Все выпуски программы: Краски России
Виктор Зарубин. «Небесный простор»
— Славный в Архангельске музей. И название какое звучное — «Художественная культура Русского севера»! Всякий раз стараюсь сюда прийти, когда приезжаю из Москвы к родителям. Любуюсь картинами и думаю — а ведь я тоже мог бы стать художником!
— Ты рисуешь, Алёша? Я не знал.
— В юности рисовал, и неплохо, между прочим. Я художественную школу окончил, в Суриковский институт в Москву собирался поступать. Но родители настояли на Политехническом.
— Удивительно, что ты говоришь об этом возле картины Виктора Зарубина «Небесный простор». У художника в жизни была в точности такая же ситуация.
— Правда? А расскажи? Я ничего не знаю о нём.
— Да, Зарубин малоизвестен, к большому сожалению. Он родился в Харькове в 1866 году в семье профессора. С детства мечтал стать художником, но по настоянию отца поступил на физико-математический факультет Харьковского университета. Получив образование, служил чиновником в Казённой палате — губернском отделении министерства финансов.
— Однако, про картину «Небесный простор» не скажешь, что её написал дилетант. В ней чувствуется мастерство. Две трети полотна занимает закатное небо, и ты посмотри, какая игра красок — жемчужно-серые облака тонут в золоте последних лучей, кое-где проглядывает бледная лазурь.
— И всё это великолепие отражается в реке, сливается с ней. Над водой на высоком скалистом берегу стоит маленькая церквушка. А у подножия холма сидит на камне седой монах с книгой в руках... Не картина, а поэма без слов.
— Как же Зарубину удалось написать такое, если он был далёк от искусства?
— Нет, о живописи Виктор Иванович никогда не забывал. Работая финансистом, он посещал студию рисования. А в какой-то момент решил, что не может больше совмещать работу и творчество, подал в отставку и отправился в Париж.
— А почему в Париж?
— Брать уроки живописи в частной школе. За три года во Франции Зарубин многому научился. А по возвращении поступил в Высшее художественное училище при Императорской академии художеств. Его наставником стал Архип Куинджи. Пожалуй, именно он помог Виктору раскрыть талант в полной мере.
— А «Небесный простор» Зарубин написал по окончании училища?
— Да, это 1911 год. Художник уже не только образование получил, но и звание академика живописи.

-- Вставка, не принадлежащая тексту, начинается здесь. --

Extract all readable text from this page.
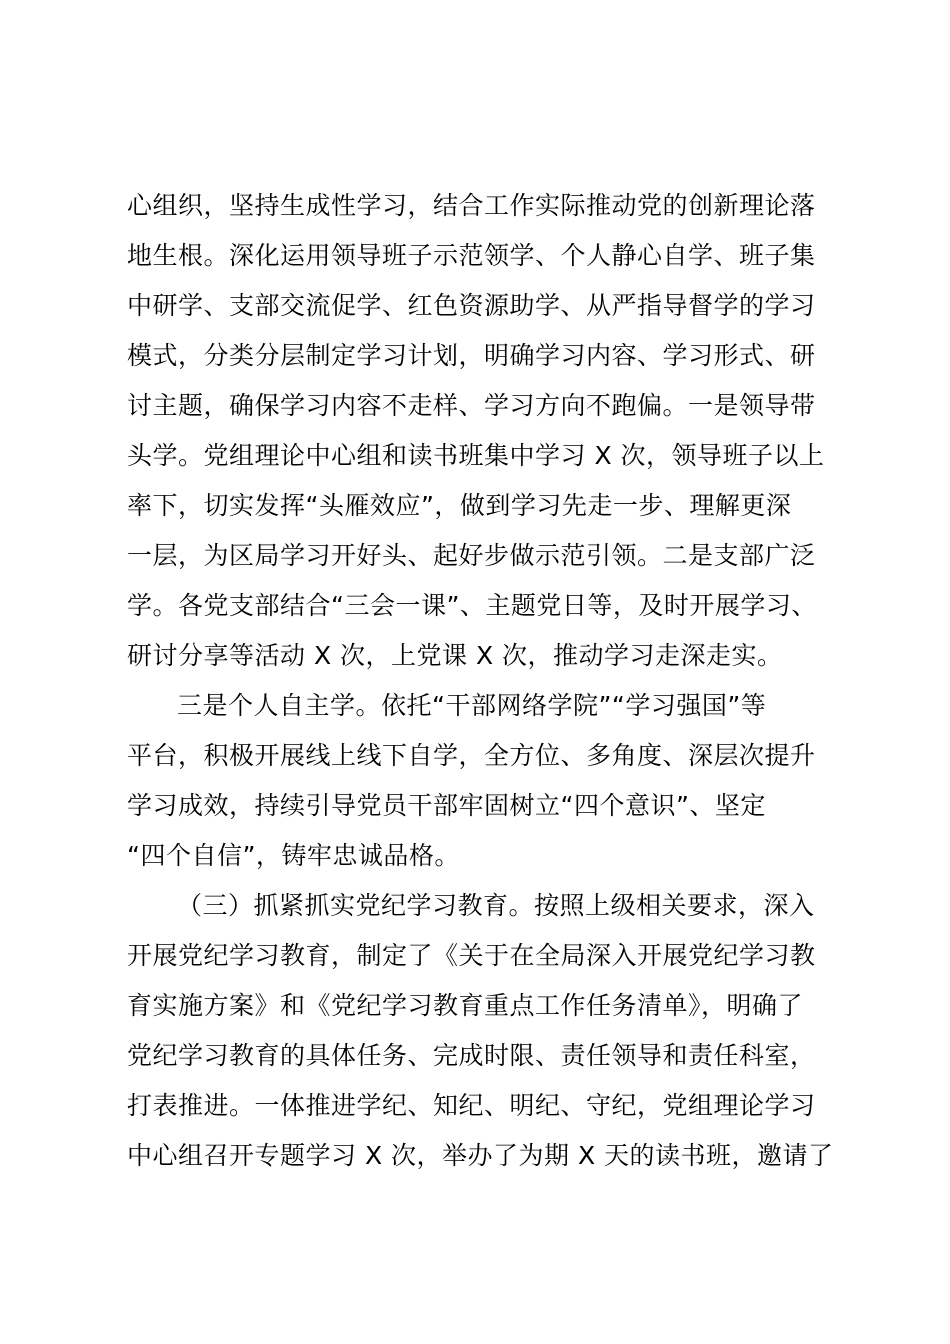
心组织，坚持生成性学习，结合工作实际推动党的创新理论落
地生根。深化运用领导班子示范领学、个人静心自学、班子集
中研学、支部交流促学、红色资源助学、从严指导督学的学习
模式，分类分层制定学习计划，明确学习内容、学习形式、研
讨主题，确保学习内容不走样、学习方向不跑偏。一是领导带
头学。党组理论中心组和读书班集中学习 X 次，领导班子以上
率下，切实发挥“头雁效应”，做到学习先走一步、理解更深
一层，为区局学习开好头、起好步做示范引领。二是支部广泛
学。各党支部结合“三会一课”、主题党日等，及时开展学习、
研讨分享等活动 X 次，上党课 X 次，推动学习走深走实。
三是个人自主学。依托“干部网络学院”“学习强国”等
平台，积极开展线上线下自学，全方位、多角度、深层次提升
学习成效，持续引导党员干部牢固树立“四个意识”、坚定
“四个自信”，铸牢忠诚品格。
（三）抓紧抓实党纪学习教育。按照上级相关要求，深入
开展党纪学习教育，制定了《关于在全局深入开展党纪学习教
育实施方案》和《党纪学习教育重点工作任务清单》，明确了
党纪学习教育的具体任务、完成时限、责任领导和责任科室，
打表推进。一体推进学纪、知纪、明纪、守纪，党组理论学习
中心组召开专题学习 X 次，举办了为期 X 天的读书班，邀请了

— Молодец Виктор Зарубин! Исполнил своё призвание! Я вот, видишь, не решился. А может быть, воля Божья обо мне была такова, чтобы я стал художником...
— Возможно, Лёша. Но всё-таки воля Божья не в том, чтобы быть человеку художником или инженером.
— А в чём?
— В том, чтобы в любой ситуации поступать по-христиански, соблюдать евангельские заповеди. А стезю в жизни мы вольны выбирать любую.
— Свобода с небольшим ограничением?
— Божьи заповеди — это не ограничение, а ориентир. Вот как на картине Виктора Зарубина «Небесный простор». Бескрайняя жемчужная ширь манит в полёт. А церквушка на высокой горе — словно маяк, который не даст сбиться с пути.
— Хороший образ, понятный и выразительный! И что самое главное — обнадёживающий!
Картину Виктора Зарубина «Небесный простор» можно увидеть в Архангельске, в музее «Художественная культура Русского Севера».